The walnuts had been eroded from the soil and were sitting on the surface. "In one case, the walnuts are concentrated at one spot, possibly cached there by animals," Basinger said. Some of the fossil nuts also have gnawed holes, indicating they were a food source for local animals.
Over a period of fifteen years, Basinger and his colleagues retrieved over a thousand nut and seed fossils and returned with them to Saskatchewan to be studied.
Visualizing a globally warm planet
If you looked back 45 million years ago to the middle Eocene, the Earth's poles would be unrecognizable. At the time, Antarctica and the Arctic Circle were warm and blanketed with forests, in stark contrast to the freezing deserts that we associate with the region today.

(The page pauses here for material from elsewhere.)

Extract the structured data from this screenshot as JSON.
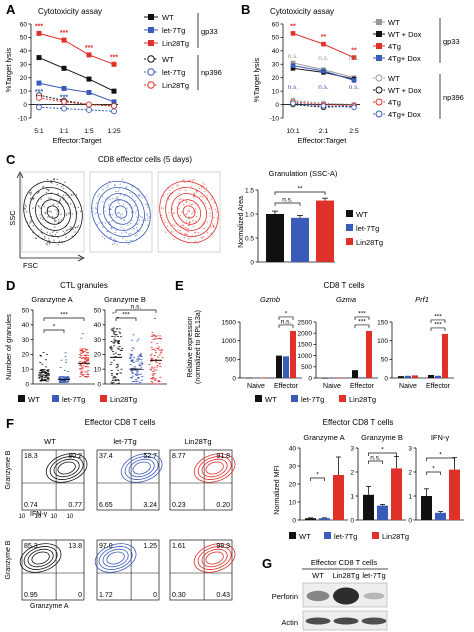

Due to their high latitude, polar regions had relatively short growing seasons, but they made up for it with exceptionally long summer days, receiving up to twenty hours of sunlight. Inversely, the winters were characterized by near-total darkness, yet temperatures seldom reached freezing.
Paleontology and geology records indicate there was more CO2 in Earth's atmosphere at the time, which resulted in temperatures that were much higher than they are now. This global greenhouse, in turn, created warm ocean circulations that kept the Arctic Ocean free of ice.
"The far north supported redwood-style forests," Basinger said. There were cypress swamps and upland forests, where statuesque trees grew up to 40 meters in height. The canopy included dozens of trees, such as redwoods, cedars, hickories, pines, spruces, hemlocks, larches, birches, ginkgos and, of course, walnuts.
What we can learn from the Axel Heiberg walnuts
As an expert in the evolutionary history of the walnut family, Manchester helped bring the decades-long project to completion. He performed CT scans on walnuts from the island and described three previously unknown species.
"The CT scans allow us to show details of the internal structure of these nuts that were once really hard to get," Manchester said. Before CT scanners, traditional methods for studying fossils involved tediously dissecting and slicing the specimens in various orientations, destroying them in the process.
After scanning several of the most completely preserved fossils, Manchester compared them to walnuts from both modern and extinct walnut species. National repositories, like iDigBio, allow researchers to easily locate museum specimens stored anywhere in the United States. The fossils didn't match anything that had yet been discovered and were thus found to represent three new species in the genus Juglans.
Based solely on genetic data from living species, researchers once thought the walnut family originated somewhere in Asia. More recently, however, fossil data indicates they instead first appeared in the warm, moist environments of North America or Europe. As the family diversified, some species adapted to cooler conditions, which allowed them to extend their range into higher latitudes.
The fossils from this study add a clearer picture of how walnuts evolved during periods of intensely shifting climates and where our modern species came from.